The story so far: I’m trying to lose the last few pounds at the end of a long weight loss journey. The final few pounds are hard!

Good morning, readers! It is 7am in London and I have been up since 5am, not for any reasons that are fun.

My jaw feels a bit better, thank you for asking. I still can’t open my mouth very much but it’s not excessively painful.

Work is horrible. I’m self-employed so obviously when work is available, you take it, and you are grateful that money is coming in. But I am at work day and night and barely sleeping.

  • My house is filthy, I can’t find anything and I am out of clean clothes.
  • My exercise regime of ballet, yoga, weight training and outdoor walking has collapsed.
  • On the plus side, I’m not hungry. Anxiety is suppressing my appetite.

After a disappointing weight loss fluctuation, I’m back down to 139.4 pounds today. I only have four pounds to go to reach my goal. Of course, my body doesn’t know anything about the arbitrary goals I might have set for it and merrily retains water and does all these other things that make the final few pounds by far the most difficult to lose of all the pounds I lost in total.

I started dieting on 1 July this year, when I weighed 170, which is too much for a woman of 5’6″. I set a goal of 135. I shed 25 pounds fairly consistently. When I realised how bloody difficult the last ten pounds were going to be, I started this blog, and here we are. Effortfully struggling through the last ten. Slowly, slowly.

Anyway, that’s enough moaning from me. I’m really stuck for a picture to show you today because my whole life right now is work, so instead here’s a picture from the archives. It is a pineapple upside-down cake that I made a few months ago. This is one of my favourite types of cake and is super fun to make. This type of cake used to be extremely popular in Britain in the 1970s, I remember learning to make it in cooking lessons at school.

Pineapple Upside-Down Cake, a 1970s classic recipe.

Get some pineapple rings and arrange them in the bottom of a cake tin.
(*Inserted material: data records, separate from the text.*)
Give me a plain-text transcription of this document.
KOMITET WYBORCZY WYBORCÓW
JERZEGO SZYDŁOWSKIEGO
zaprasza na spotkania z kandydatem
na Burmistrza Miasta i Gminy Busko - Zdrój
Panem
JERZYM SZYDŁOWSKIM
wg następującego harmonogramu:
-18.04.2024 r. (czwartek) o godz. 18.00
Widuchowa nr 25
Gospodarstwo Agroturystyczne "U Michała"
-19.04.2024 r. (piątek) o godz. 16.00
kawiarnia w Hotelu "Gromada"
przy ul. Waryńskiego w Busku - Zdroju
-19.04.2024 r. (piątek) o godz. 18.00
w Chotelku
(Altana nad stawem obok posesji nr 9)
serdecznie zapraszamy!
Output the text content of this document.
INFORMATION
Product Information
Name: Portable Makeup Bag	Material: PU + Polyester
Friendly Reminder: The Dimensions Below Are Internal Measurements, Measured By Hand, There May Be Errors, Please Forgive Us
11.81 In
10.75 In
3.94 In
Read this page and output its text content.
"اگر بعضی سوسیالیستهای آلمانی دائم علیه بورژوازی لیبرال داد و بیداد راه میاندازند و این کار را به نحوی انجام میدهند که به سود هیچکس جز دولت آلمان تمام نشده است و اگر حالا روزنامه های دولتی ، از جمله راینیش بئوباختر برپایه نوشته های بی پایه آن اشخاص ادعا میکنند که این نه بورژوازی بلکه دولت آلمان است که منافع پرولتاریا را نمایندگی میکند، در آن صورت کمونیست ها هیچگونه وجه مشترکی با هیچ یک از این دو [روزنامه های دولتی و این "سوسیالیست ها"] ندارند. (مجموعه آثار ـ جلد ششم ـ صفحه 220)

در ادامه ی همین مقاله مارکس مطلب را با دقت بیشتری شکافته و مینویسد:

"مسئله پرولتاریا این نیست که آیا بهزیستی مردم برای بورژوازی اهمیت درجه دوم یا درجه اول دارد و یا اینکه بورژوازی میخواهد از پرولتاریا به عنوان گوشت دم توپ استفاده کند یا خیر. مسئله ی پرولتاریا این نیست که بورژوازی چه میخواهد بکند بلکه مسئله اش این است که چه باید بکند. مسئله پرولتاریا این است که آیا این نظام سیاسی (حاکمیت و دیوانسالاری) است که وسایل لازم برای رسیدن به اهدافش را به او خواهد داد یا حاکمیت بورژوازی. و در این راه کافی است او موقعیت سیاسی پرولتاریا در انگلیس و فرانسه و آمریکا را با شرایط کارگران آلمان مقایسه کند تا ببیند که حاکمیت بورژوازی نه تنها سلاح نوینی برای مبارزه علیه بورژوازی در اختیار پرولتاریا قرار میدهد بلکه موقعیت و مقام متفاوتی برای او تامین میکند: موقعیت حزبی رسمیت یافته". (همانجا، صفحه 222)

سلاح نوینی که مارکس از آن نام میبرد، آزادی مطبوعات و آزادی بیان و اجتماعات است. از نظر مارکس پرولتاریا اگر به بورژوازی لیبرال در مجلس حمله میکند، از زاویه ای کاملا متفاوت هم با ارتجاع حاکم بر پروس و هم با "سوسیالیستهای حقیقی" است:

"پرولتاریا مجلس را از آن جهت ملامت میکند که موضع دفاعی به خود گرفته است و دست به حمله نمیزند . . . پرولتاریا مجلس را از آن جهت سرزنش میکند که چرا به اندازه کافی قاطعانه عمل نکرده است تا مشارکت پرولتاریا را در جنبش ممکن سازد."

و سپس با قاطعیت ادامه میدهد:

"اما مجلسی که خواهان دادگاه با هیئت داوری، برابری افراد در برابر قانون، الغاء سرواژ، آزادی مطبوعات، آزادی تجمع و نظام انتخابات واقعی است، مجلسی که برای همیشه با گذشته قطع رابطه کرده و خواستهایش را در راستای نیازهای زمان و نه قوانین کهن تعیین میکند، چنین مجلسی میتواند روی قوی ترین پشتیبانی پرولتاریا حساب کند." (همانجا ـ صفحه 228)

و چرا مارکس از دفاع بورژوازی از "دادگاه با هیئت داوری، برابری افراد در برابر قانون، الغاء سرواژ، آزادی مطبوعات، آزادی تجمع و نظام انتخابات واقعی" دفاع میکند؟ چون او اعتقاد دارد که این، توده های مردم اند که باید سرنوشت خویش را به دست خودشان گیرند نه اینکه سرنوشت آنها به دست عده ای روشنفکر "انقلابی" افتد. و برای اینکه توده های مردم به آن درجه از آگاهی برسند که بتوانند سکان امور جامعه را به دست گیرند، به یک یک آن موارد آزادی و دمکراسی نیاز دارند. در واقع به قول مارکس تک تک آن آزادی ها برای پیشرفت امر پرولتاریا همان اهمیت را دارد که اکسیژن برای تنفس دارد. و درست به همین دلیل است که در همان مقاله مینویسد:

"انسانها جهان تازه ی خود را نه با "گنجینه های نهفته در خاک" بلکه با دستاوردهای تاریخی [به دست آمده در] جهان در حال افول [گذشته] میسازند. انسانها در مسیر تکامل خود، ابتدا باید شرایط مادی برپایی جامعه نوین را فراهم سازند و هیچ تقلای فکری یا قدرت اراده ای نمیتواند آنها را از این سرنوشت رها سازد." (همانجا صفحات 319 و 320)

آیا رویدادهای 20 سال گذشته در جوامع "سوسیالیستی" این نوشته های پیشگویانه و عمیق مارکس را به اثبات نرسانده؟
Place a frozen cherry in the centre of each ring. Prepare cake batter and pour it on top of the pineapple pieces. Bake. When cooked, flip over your cake tin so that the cake comes out upside-down. Voila! Cake with a syrupy, fruity topping. It tastes like heaven and is equally good hot or cold. Also it freezes beautifully, you can microwave the frozen pieces and it will taste just as good as the day you made it.

Here’s a recipe at the BBC Good Food website: https://www.bbcgoodfood.com/recipes/pineapple-upsidedown-cake

Be careful if you are on a diet! 407 calories per serving.